Samuel Flores

The prediction of conformational change in proteins has a long history, with many contributions and outstanding problems. Our goal is to predict the dynamics of the very slowest degrees of freedom of the system, those which cannot be computed for all atoms by frontal solution of Newton’s equations of motion, by Monte Carlo, or by other techniques without large expenditure of computer time. To simplify we focused on the largest class of motion: domain hinge bending.

The first step in this process is the determination of the hinge location. Many techniques exist to compute flexibility, relying on normal mode expansions, crystal lattice vibrations, and Nuclear Magnetic Resonance data. However none focus specifically on the problem of determining the location of points of flexibility separating highly interconnected and stable regions of the protein, the structural domains. We first describe some structural, physicochemical, and biological characteristics of hinges. We then present novel algorithms that analyze the stability of various regions of the protein, their normal mode motional correlations, and the topology of the connections between atoms, seeking to identify the boundaries of these domains and hence the probable hinge points. We present the development, testing, integration, and results of these algorithms.

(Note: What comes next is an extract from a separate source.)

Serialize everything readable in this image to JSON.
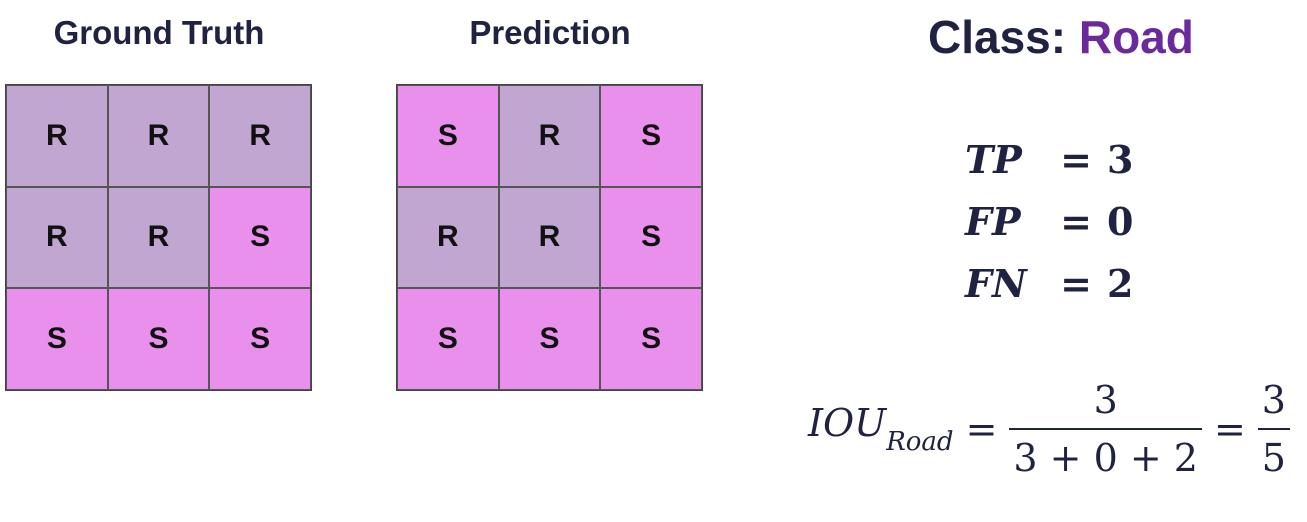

Hinge points having been determined, it is possible to reduce the dimensionality of the problem, since the motions within each domain can be assumed to be highly correlated. This assumption allows us to displace one of the domains without recomputing its internal coordinates. Some improbable interactions result but we show how these can be annealed by computing the short-time trajectory of motion. The relative orientation of domains is selected from many possibilities based on the free energy of interaction between the protein and its ligand, stability, compactness, and conservation of domain structure.